Evet, terörün bizatihi kendisi yanlış bir yoldur. Ama galiba bu kez yanlış üstüne yanlış yapıldı. Çünkü oyunun yazarı emperyalist güçler, terör ve katliamları halkı Müslüman ve geri bırakılmış ülkelerin toprakları üzerinde olacak şekilde programlamışlardı.
Eğer bilinçli ve netice alıcı kasıtlı bir eylem değilse; bu eylemler senaristi ve finansörü olan şeytani güçlerin topraklarında yapılmamalıydı. Sömürdükleri ülkelerden çaldıklarıyla kurdukları lüks hayat, disko ve çılgınca eğlenceleriyle ünlü çağdaş şehirler örnek gösterilecek emin yerler olmalıydı…
Elbette hiçbir insanın ayağına diken batmasını istemeyiz ve insanların gördükleri zararlar bizi üzer.
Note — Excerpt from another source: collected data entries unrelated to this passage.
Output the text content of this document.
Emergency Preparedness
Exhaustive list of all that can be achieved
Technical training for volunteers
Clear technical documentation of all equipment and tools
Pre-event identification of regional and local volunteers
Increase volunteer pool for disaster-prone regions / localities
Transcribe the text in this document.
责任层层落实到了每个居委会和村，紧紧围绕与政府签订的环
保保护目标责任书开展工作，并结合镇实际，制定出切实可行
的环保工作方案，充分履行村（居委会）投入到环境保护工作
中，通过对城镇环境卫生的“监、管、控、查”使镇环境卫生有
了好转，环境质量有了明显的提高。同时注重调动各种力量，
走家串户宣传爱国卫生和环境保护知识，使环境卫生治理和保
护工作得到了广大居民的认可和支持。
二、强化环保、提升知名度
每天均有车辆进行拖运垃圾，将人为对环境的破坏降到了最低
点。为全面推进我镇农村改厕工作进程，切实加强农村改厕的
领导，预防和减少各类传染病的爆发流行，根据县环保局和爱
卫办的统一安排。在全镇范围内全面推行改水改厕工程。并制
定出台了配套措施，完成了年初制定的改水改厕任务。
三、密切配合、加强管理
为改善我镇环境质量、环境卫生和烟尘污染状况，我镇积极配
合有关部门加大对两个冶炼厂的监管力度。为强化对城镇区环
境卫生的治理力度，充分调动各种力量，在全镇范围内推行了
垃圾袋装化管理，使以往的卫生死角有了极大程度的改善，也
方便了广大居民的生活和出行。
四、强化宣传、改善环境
Hiçbir kutsal tanımadan bütün değerleri çiğneyen, kadın- çocuk- sivil- masum insanları hedef alan saldırıları kabullenmek mümkün değil. Bizim inancımıza göre bütün insanların canı, malı, dini, nesli, aklı, namus ve şerefi korunması ve saygı gösterilmesi gereken kutsal değerlerdir. Ama batılı batılların ve içimizdeki garpzadelerin şiddeti tırmandıran ve insanlara bakışındaki çifte standart tavırları gözden kaçmamakta ve bizleri üzmektedir.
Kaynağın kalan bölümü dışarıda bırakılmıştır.